Slash your grocery bill without sacrificing the hearty meals your family loves. By swapping expensive meats for versatile plant-based proteins, you can feed four people for a fraction of the cost while keeping the protein high and the prep simple.
High-Protein Meatless Family Dinners
This plan focuses on two pantry powerhouses: lentils and chickpeas. These recipes are designed for busy weeknights, offering a combined prep and cook time that fits into any schedule while serving a family of four comfortably.
Monday — Hearty Lentil Bolognese
A rich, filling pasta sauce that uses earthy brown lentils to mimic the texture of traditional beef mince.
- Finely dice one onion and mince two cloves of garlic. Sauté them in a large pan with a tablespoon of olive oil over medium heat until soft.
- Drain and rinse two 400g cans of brown lentils. Add them to the pan along with one 400g can of chopped tomatoes and a teaspoon of dried oregano.
- Bring to a gentle simmer and cook for 15–20 minutes until the sauce has thickened and the flavours have melded.
- While the sauce simmers, bring a large pot of salted water to the boil and cook 500g of spaghetti according to the packet instructions.
- Drain the pasta and toss it through the lentil sauce, or serve the sauce spooned generously over the top.
Time: 30 minutes
Wednesday — Creamy Chickpea & Coconut Curry
A mild and aromatic vegetarian curry that relies on pantry staples for a quick, comforting meal.
- Prepare two cups of jasmine rice according to the package instructions (usually by boiling or using a rice cooker).

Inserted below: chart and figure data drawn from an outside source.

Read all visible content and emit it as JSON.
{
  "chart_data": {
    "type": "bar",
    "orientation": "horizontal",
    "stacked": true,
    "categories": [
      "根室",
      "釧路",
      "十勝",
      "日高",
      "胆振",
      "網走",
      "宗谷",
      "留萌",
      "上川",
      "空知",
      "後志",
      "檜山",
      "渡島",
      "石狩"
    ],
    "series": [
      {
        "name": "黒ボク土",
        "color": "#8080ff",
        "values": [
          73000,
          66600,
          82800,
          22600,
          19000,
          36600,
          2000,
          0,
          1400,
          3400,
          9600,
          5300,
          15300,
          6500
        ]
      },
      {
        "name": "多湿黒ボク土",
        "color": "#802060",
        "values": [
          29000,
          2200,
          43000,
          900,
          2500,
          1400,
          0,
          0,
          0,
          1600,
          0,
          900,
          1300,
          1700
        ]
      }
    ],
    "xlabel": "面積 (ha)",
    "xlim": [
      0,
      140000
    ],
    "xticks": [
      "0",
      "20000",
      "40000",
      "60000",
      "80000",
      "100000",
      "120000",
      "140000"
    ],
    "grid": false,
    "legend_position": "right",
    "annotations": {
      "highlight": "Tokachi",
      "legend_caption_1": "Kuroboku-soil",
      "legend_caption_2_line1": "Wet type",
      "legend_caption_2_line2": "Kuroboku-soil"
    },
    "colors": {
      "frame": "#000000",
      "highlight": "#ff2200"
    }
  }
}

- Dice one onion and fry in a large pan with a splash of oil until translucent and sweet.
- Add two tablespoons of curry powder to the onions and stir constantly for 1 minute until the spices smell fragrant.
- Pour in two drained 400g cans of chickpeas and one 400g can of coconut milk.
- Simmer the mixture for 10–15 minutes to allow the sauce to thicken slightly. If you have fresh spinach on hand, stir in a handful at the very end until wilted.
- Serve the creamy chickpeas over the hot steamed jasmine rice.
Time: 25 minutes
Shopping List
- Proteins & Canned Goods
- 2 x 400g cans Brown Lentils
- 2 x 400g cans Chickpeas
- 1 x 400g can Chopped Tomatoes
- 1 x 400ml can Coconut Milk
- Grains & Pasta
- 500g Spaghetti
- 2 cups Jasmine Rice (from a 1kg bag)
- Produce & Pantry
- 2 Onions
- 1 bulb Garlic
- Olive oil or cooking oil
- Curry powder
- Dried oregano
- Fresh spinach (optional)
Pro Tips for Budget Cooking
- The Half-and-Half Hack: If your family isn't ready to go fully meat-free, replace just half the beef mince in your usual recipes with a can of brown lentils. It bulks out the meal and adds fibre without changing the familiar flavour profile.
- Bulk Grains: Purchasing rice in 5kg bags rather than small 1kg packets can significantly reduce your cost per meal over the month.
- Cold Rice is Best: If you have leftover rice from the curry, keep it in the fridge. Cold, day-old rice is the secret to perfect fried rice for lunch the next day.
Nutrition Estimate
Lentil Bolognese: Approximately 420 calories, 18g protein, 4g fat, 72g carbs per serving.
Chickpea Curry: Approximately 480 calories, 12g protein, 15g fat, 68g carbs per serving.